Accueil | CHAPITRE 2 : Travail et emploi

A savoir avant de commencer : La difficulté de définir et de mesurer le chômage.

Pendant le 19ème et la plus grande partie du 20ème siècle, la situation était claire : soit on avait un emploi, soit on n'en avait pas. Et dans ce dernier cas, soit on en cherchait un, soit on n'en cherchait pas. C'est sur ces bases que se sont construites les statistiques de l'emploi et du chômage. La population était active ou inactive (mais pas les deux à la fois), et quand elle était active, soit elle avait un emploi (population active occupée), soit elle en cherchait un (population active à la recherche d'un emploi, ou population active inoccupée, c'est-à -dire au chômage). Et ces groupes statistiques correspondaient en gros à la réalité. C'est de moins en moins le cas aujourd'hui. Nous allons voir en quoi et pourquoi.

Aujourd'hui, il existe toujours des actifs ayant clairement un emploi, des chômeurs vraiment au chômage, des inactifs effectivement sans activité économique. Mais il existe aussi des situations intermédiaires tenant à la fois de l'inactivité et de l'activité, de l'activité et du chômage, etc…

Schàƒ©ma de J. Freyssinet: le flou entre emploi, chomage et inactivite

Ce schéma que J. Freyssinet a publié dans son livre Le chômage, Editions La Découverte, 1998) met clairement en évidence ces chevauchements entre les trois situations clairement identifiées (inactivité, emploi, chômage).

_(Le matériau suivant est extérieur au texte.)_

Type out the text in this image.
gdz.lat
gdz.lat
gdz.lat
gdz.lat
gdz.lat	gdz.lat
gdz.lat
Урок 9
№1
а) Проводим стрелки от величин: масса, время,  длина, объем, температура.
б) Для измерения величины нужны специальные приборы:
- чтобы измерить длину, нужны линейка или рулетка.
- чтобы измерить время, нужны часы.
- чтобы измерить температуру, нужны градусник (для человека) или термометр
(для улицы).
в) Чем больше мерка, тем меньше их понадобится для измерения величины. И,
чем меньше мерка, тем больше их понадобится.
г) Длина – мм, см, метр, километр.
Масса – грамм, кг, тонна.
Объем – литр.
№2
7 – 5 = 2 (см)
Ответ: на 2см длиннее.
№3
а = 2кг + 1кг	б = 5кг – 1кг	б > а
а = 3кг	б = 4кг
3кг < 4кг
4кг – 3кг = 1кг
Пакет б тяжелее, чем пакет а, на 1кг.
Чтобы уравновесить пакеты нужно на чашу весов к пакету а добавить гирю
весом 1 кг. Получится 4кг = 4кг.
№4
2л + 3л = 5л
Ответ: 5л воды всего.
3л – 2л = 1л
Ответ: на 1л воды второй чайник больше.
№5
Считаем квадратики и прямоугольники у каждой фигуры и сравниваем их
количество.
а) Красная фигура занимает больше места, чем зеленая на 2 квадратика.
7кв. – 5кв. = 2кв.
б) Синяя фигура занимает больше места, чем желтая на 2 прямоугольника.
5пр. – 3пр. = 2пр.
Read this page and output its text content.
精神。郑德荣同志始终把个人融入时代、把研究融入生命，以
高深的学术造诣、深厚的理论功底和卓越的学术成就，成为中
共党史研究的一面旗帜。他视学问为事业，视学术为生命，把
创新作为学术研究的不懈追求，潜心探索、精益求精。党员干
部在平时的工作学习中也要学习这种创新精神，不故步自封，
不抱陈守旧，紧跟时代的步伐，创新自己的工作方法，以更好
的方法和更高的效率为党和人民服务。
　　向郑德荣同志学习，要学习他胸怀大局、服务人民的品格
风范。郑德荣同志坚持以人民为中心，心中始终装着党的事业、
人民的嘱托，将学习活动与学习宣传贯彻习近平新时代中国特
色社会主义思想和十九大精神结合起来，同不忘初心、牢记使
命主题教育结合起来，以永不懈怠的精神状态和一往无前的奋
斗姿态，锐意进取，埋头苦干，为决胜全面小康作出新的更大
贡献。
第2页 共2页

La zone 1, « temps réduit volontaire », correspond aux emplois à temps partiel choisi : les titulaires de ces emplois décident de ne pas travailler plus qu'un mi-temps, par exemple. Le temps où ils ne travaillent pas peut être considéré comme de l'inactivité. Ces « actifs occupés » sont en fait à moitié actifs, à moitié inactifs. Les statistiques les compteront intégralement comme des actifs occupés. Ce groupe contient en France surtout des femmes.

La zone 2, « temps réduit involontaire », contient les titulaires d'un emploi à temps partiel subi : ils n'ont pas choisi de ne pas travailler à temps plein, ils souhaitent travailler plus mais comme ils n'ont pas trouvé d'emploi à temps plein, ils ont accepté un emploi à temps partiel. On pourrait considérer que ces actifs occupés sont en fait partiellement au chômage, ce qui correspond d'ailleurs à la réalité car ces actifs recherchent très souvent effectivement un autre emploi. Mais les statistiques les compteront uniquement comme actifs occupés.

La zone 3 (« formation, cessation anticipée d'activité, chômeurs découragés ») contient les personnes à cheval entre le chômage et l'inactivité : chômeurs découragés qui ont renoncé à chercher un emploi car ils savent qu'ils n'ont aucune chance d'en retrouver un mais qui reviendront sur le marché du travail aussitôt qu'il y aura une chance, personnes au chômage envoyées en stages de formation, personnes de plus de 55 ans qui étaient au chômage et que l'on a désinscrites en les mettant en cessation anticipée d'activité et qui, de ce fait, ne sont plus réellement ni chômeurs, ni inactifs. Toutes ces personnes ne sont en général pas comptabilisées dans le chômage.

La zone 4 (« travail clandestin ») comprend les personnes qui, parce qu'elles y ont intérêt, sont en marge de la loi : elles ont une activité sans la déclarer et continuent parfois à bénéficier des indemnités chômage et de la protection sociale. On retrouve là toutes les formes de travail au noir.

Conclusion : les statistiques vont nous aider à quantifier le nombre des emplois et le nombre de ceux qui recherchent un emploi. Mais il faut bien savoir que ces nombres sont approximatifs : la réalité se laissent de moins en moins saisir facilement par les chiffres. En particulier parce que des intérêts et un statut sont liés à ces positions. Mais aussi parce que la croissance actuelle multiplie les formes d'emploi, ce que nous avons déjà vu.